Days at the frontline slipped by. Missions were scarce. Jin spent mornings lying on a meadow outside the camp, letting the sun warm his skin. Why train when the system did it for him? He had done his calculations: getting stronger without attracting attention was better than showing off and getting pulled into politics.

Kazama returned from training one evening and sat beside him. "You're really strange," he said quietly. "Every other ninja trains if there's downtime. Why do you act like you're on an outing?"

Jin looked at him, amused. "I'm curious about you too. With that power you showed, you could be Class A. Why hide it and end up here?" He added with blunt candor: "You and I—why are we on the same team?"

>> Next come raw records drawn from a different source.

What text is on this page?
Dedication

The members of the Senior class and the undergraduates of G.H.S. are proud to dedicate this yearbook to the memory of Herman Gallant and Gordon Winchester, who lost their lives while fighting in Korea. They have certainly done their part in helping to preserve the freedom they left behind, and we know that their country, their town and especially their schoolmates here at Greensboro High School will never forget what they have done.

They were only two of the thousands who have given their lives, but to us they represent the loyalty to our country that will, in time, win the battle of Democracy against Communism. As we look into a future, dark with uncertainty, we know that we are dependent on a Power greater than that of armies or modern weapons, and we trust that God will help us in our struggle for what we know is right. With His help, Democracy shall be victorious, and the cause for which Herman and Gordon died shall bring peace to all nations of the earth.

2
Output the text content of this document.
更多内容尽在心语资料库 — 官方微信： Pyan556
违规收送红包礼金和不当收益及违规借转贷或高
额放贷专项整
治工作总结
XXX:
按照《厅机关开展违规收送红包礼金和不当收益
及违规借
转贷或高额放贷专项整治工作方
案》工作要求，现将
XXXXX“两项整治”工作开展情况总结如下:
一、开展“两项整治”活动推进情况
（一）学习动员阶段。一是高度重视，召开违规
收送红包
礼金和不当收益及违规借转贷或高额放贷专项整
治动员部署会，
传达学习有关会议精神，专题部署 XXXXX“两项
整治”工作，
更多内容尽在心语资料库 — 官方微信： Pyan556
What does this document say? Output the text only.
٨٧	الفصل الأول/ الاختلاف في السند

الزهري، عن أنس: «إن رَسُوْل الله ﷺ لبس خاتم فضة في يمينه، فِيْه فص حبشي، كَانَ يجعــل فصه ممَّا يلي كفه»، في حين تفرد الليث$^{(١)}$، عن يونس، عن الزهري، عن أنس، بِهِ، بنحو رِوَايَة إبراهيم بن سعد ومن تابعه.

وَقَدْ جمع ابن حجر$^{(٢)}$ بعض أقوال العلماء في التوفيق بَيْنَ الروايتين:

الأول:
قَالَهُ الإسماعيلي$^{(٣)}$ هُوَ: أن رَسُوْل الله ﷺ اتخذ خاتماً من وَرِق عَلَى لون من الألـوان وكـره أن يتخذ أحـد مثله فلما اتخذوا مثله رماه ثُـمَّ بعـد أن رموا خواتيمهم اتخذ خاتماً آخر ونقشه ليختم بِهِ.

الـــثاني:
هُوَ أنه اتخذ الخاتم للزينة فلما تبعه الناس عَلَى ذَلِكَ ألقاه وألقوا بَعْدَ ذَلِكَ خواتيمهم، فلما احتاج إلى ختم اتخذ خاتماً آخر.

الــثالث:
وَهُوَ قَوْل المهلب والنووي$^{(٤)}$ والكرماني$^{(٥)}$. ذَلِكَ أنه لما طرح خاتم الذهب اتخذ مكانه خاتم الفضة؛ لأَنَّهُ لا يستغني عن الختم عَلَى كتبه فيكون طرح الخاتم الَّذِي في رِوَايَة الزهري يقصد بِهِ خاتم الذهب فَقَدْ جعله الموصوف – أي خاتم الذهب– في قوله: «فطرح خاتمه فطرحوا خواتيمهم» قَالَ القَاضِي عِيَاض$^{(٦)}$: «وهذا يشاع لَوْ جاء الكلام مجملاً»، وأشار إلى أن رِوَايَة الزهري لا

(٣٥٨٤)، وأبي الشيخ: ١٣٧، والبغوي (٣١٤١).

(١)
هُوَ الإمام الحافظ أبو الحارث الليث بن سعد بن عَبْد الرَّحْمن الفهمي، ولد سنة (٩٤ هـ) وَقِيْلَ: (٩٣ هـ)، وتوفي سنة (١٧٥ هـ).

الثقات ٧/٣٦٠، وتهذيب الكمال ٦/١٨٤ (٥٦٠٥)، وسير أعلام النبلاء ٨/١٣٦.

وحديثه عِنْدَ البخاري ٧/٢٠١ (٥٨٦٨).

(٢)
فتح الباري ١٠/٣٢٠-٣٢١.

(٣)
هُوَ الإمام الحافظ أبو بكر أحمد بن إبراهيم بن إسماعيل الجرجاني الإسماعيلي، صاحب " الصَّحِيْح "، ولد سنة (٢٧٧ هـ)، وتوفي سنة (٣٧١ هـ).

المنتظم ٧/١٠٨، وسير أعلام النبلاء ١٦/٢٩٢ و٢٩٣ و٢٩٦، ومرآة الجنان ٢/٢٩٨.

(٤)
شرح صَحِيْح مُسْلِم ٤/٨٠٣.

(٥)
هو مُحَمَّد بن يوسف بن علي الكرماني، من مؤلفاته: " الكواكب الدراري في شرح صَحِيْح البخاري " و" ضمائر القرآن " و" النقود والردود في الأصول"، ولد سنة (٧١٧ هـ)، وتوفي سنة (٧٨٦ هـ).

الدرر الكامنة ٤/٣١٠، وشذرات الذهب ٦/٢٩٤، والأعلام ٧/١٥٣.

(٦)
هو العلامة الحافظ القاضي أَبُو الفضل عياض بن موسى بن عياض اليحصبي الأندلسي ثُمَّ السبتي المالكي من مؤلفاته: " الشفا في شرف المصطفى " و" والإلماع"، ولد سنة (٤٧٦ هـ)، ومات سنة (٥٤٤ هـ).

Kazama hesitated, then told the truth. "My father's name was Nara Shikamei. He and Shikaku were brothers. He failed to get clan leadership and died on a mission five years ago. Before he died, he told us—don't be geniuses. Live ordinary lives. My brothers didn't listen. They were talented and they died. I followed my father's wish. I gave up the prodigy path to survive."

Jin absorbed that quietly. Kazama's confession explained the calm, deliberate mediocrity—an old man's counsel turned into a life-saving choice.

They sat in companionable silence as the sun sank. The frontline hummed elsewhere, but here it felt, for a moment, like a different world. Jin stood, stretched, and looked at Kazama with a half-smile.

"Keep it to yourself," he said. "You won't regret it."

Kazama nodded. For the first time since they'd been thrown together, something like understanding had settled between them. Both guarded their secrets, both learned what it meant to survive—not through glory but through quiet calculation.

Outside, in the still night, a low threat curled up and waited. Ishikawa's anger would not die quickly. War sharpens grudges into weapons, and small men can still make big troubles.

But for now the camp slept under the moon, and two unlikely allies watched over one another in silence.